By Rodney Lester
Australia’s wealth and finance sectors will be put under the spotlight next week when the CEO’s of major institutions will start appearing before the house economics committee. These sessions, which are to become an annual occurrence, have been seen as an attempt by the Turnbull government to ward off the popular calls for a banking Royal Commission by Labor and others.
Although “aggressive” questioning is expected, one could be forgiven for thinking this process is just as much political theatre as opponents of a Royal Commission say that would be. There is an acknowledged “trust gap” between the banks and the public - will the sight of CEO’s possibly squirming under scrutiny do anything to change that? If it is an opportunity for the industry to outline what they are doing about this perception problem, is it anything more than an advertorial showcase put on by the government with some very expensive talent delivering the key messages?
TRUST IS AN ISSUE
A recent global study into banks by Ernst & Young has indicated a global lack of trust in banks, particularly when it comes to banks giving unbiased advice.

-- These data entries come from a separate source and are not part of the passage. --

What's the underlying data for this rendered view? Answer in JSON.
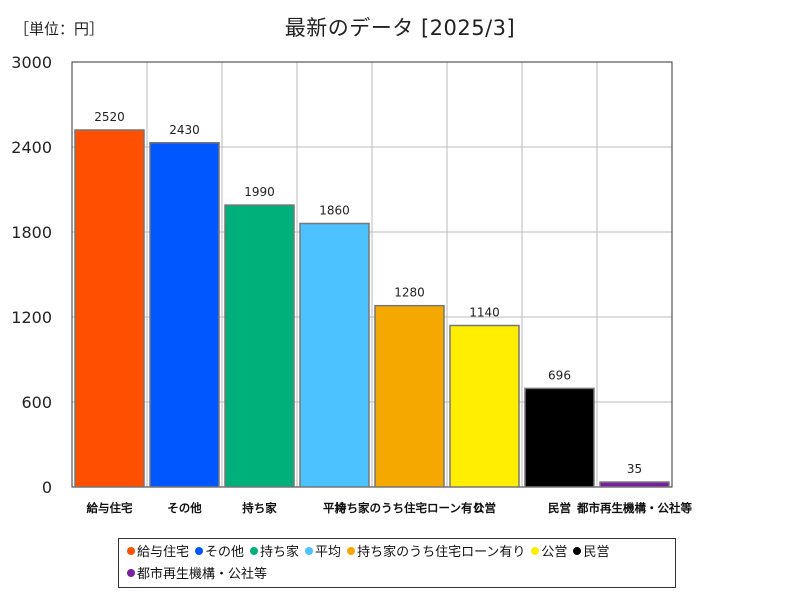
{
  "unit_label": "［単位：円］",
  "title": "最新のデータ [2025/3]",
  "chart_data": {
    "type": "bar",
    "categories": [
      "給与住宅",
      "その他",
      "持ち家",
      "平均",
      "持ち家のうち住宅ローン有り",
      "公営",
      "民営",
      "都市再生機構・公社等"
    ],
    "values": [
      2520,
      2430,
      1990,
      1860,
      1280,
      1140,
      696,
      35
    ],
    "value_labels": [
      "2520",
      "2430",
      "1990",
      "1860",
      "1280",
      "1140",
      "696",
      "35"
    ],
    "colors": [
      "#ff4f00",
      "#0057ff",
      "#00b07a",
      "#4cc3ff",
      "#f5a800",
      "#ffee00",
      "#000000",
      "#7b1fa2"
    ],
    "ylim": [
      0,
      3000
    ],
    "yticks": [
      0,
      600,
      1200,
      1800,
      2400,
      3000
    ],
    "ytick_labels": [
      "0",
      "600",
      "1200",
      "1800",
      "2400",
      "3000"
    ],
    "grid": true,
    "legend_position": "bottom"
  }
}
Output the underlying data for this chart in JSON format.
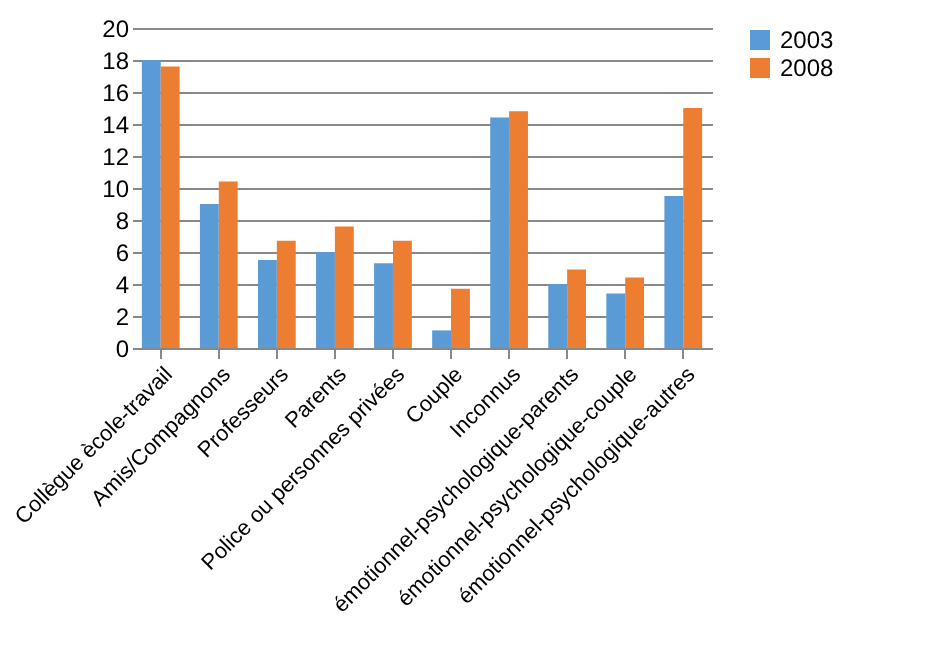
{
  "chart_data": {
    "type": "bar",
    "categories": [
      "Collègue ècole-travail",
      "Amis/Compagnons",
      "Professeurs",
      "Parents",
      "Police ou personnes privées",
      "Couple",
      "Inconnus",
      "émotionnel-psychologique-parents",
      "émotionnel-psychologique-couple",
      "émotionnel-psychologique-autres"
    ],
    "series": [
      {
        "name": "2003",
        "color": "#5b9bd5",
        "values": [
          18.0,
          9.0,
          5.5,
          6.0,
          5.3,
          1.1,
          14.4,
          4.0,
          3.4,
          9.5
        ]
      },
      {
        "name": "2008",
        "color": "#ed7d31",
        "values": [
          17.6,
          10.4,
          6.7,
          7.6,
          6.7,
          3.7,
          14.8,
          4.9,
          4.4,
          15.0
        ]
      }
    ],
    "ylim": [
      0,
      20
    ],
    "yticks": [
      0,
      2,
      4,
      6,
      8,
      10,
      12,
      14,
      16,
      18,
      20
    ],
    "grid": "y",
    "legend": "right"
  }
}
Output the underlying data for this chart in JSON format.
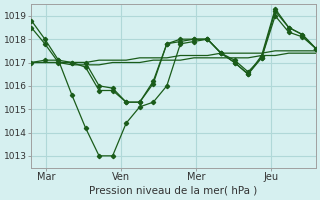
{
  "title": "",
  "xlabel": "Pression niveau de la mer( hPa )",
  "ylim": [
    1012.5,
    1019.5
  ],
  "yticks": [
    1013,
    1014,
    1015,
    1016,
    1017,
    1018,
    1019
  ],
  "bg_color": "#d6f0f0",
  "grid_color": "#b0d8d8",
  "line_color": "#1a5c1a",
  "line_color2": "#2d7a2d",
  "xtick_labels": [
    "Mar",
    "Ven",
    "Mer",
    "Jeu"
  ],
  "xtick_positions": [
    0.5,
    3.0,
    5.5,
    8.0
  ],
  "vline_positions": [
    0.5,
    3.0,
    5.5,
    8.0
  ],
  "series": [
    [
      1018.8,
      1018.0,
      1017.1,
      1017.0,
      1017.0,
      1016.0,
      1015.9,
      1015.3,
      1015.3,
      1016.2,
      1017.8,
      1017.9,
      1018.0,
      1018.0,
      1017.4,
      1017.0,
      1016.5,
      1017.2,
      1019.2,
      1018.5,
      1018.2,
      1017.6
    ],
    [
      1018.5,
      1017.8,
      1017.0,
      1017.0,
      1016.8,
      1015.8,
      1015.8,
      1015.3,
      1015.3,
      1016.1,
      1017.8,
      1018.0,
      1018.0,
      1018.0,
      1017.4,
      1017.1,
      1016.6,
      1017.2,
      1019.0,
      1018.3,
      1018.1,
      1017.6
    ],
    [
      1017.0,
      1017.1,
      1017.1,
      1015.6,
      1014.2,
      1013.0,
      1013.0,
      1014.4,
      1015.1,
      1015.3,
      1016.0,
      1017.8,
      1017.9,
      1018.0,
      1017.4,
      1017.0,
      1016.5,
      1017.3,
      1019.3,
      1018.5,
      1018.2,
      1017.6
    ],
    [
      1017.0,
      1017.0,
      1017.0,
      1016.9,
      1016.9,
      1016.9,
      1017.0,
      1017.0,
      1017.0,
      1017.1,
      1017.1,
      1017.1,
      1017.2,
      1017.2,
      1017.2,
      1017.2,
      1017.2,
      1017.3,
      1017.3,
      1017.4,
      1017.4,
      1017.4
    ],
    [
      1017.0,
      1017.0,
      1017.0,
      1017.0,
      1017.0,
      1017.1,
      1017.1,
      1017.1,
      1017.2,
      1017.2,
      1017.2,
      1017.3,
      1017.3,
      1017.3,
      1017.4,
      1017.4,
      1017.4,
      1017.4,
      1017.5,
      1017.5,
      1017.5,
      1017.5
    ]
  ],
  "marker_series": 2,
  "n_points": 22
}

In Australia, only 36% of the traditional banking sectors own clients said they had complete trust in their bank. Just over 50% trusted the banks to keep their money safe, but only 1 in 5 customers trusted the banks to give them unbiased advice and to put their (clients) interests first.
Call me naïve – but I find that astonishing. We are all aware that a business has to make a buck, but now 80% of a bank’s own customers expect that a bank is not primarily looking out for their best interests – but rather, trying to squeeze as much money from the client as possible.
This is now just what the vast majority of us expect from our banks!
That is some perception problem.
WHAT IS GOING ON?
Evidence would suggest it’s not just a perception thing. Fairfax reported that “Poor Behaviour” by major banks in recent years has seen more than $200 million in payouts and compensation go back the consumers in the last financial year. CBA, NAB and Macquarie have all instigated compensation schemes for their clients who have suffered from their “poor behaviour”. The government own MP, Warren Entsch has called it “Bank Bastardry” and it would be hard not to agree, given it does seem in many cases like systemic misconduct.
In a story in the Australian, new Reserve Bank Governor Phillip Lowe pointed out that banks have been shielding their shareholders from the costs incurred resulting from the GFC. Profits and return on equity could have been lowered, but that had not happened. Banks have held on to their profits by doing things such as keeping rates on credit cards high, keeping a larger spread on small business loan rates and not passing on the full reserve bank interest rate cuts. According to Lowe: “My assessment is that borrowers have largely borne the cost…not the shareholders of the banks, and it’s an interesting question about who should ultimately bear the cost”.
INDUSTRY TRYING HARDER
In lieu of the bad publicity it has received, the industry has taken steps to reassure the public it is recognising the error of its ways and is on the right track. Chief lobby group for the industry, the Australian Bankers Association said the banks had agreed to “New hiring protocols” for financial advisers to try to weed out “bad apples” during the hiring process. In efforts to remove what is seen as a negative “sales” culture, Westpac has announced that it will be removing all product related incentives from tellers, incentives will now be based solely on customer service.
Another who is saying the industry is getting back on the correct path is the chair of the house committee that will be grilling the banks. Liberal MP David Coleman, a former Director at Yellow Brick Road said ‘the government had already announced a range of reforms to improve the educational, training and ethical standards of financial advisors, in response to the Financial System Inquiry and other reports.’
So we don’t need a Royal Commission, and by the sounds of it, we don’t need this house committee session either.
It’s true that consumers have been mal-treated by the industry. Compensation schemes attest to that fact. It is also true we have had many inquiries, reports and hearings on the problems within the industry, and steps have been taken to remedy the situation – funnily enough, the compensation schemes attest to that as well. We’ll have to wait and see what happens next week – will it be just a cathartic exercise in big bank bashing that satisfies critics, or an advertorial opportunity for the industry and government to show how on top of the industry’s problems they are. Or maybe something in between.
Ultimately, as is often the case, the judgement will be made by “old man time” – the proof will be in the pudding. If the scandals stop, it will be proof enough the industry has lifted its game, if they continue, more action may need to be taken.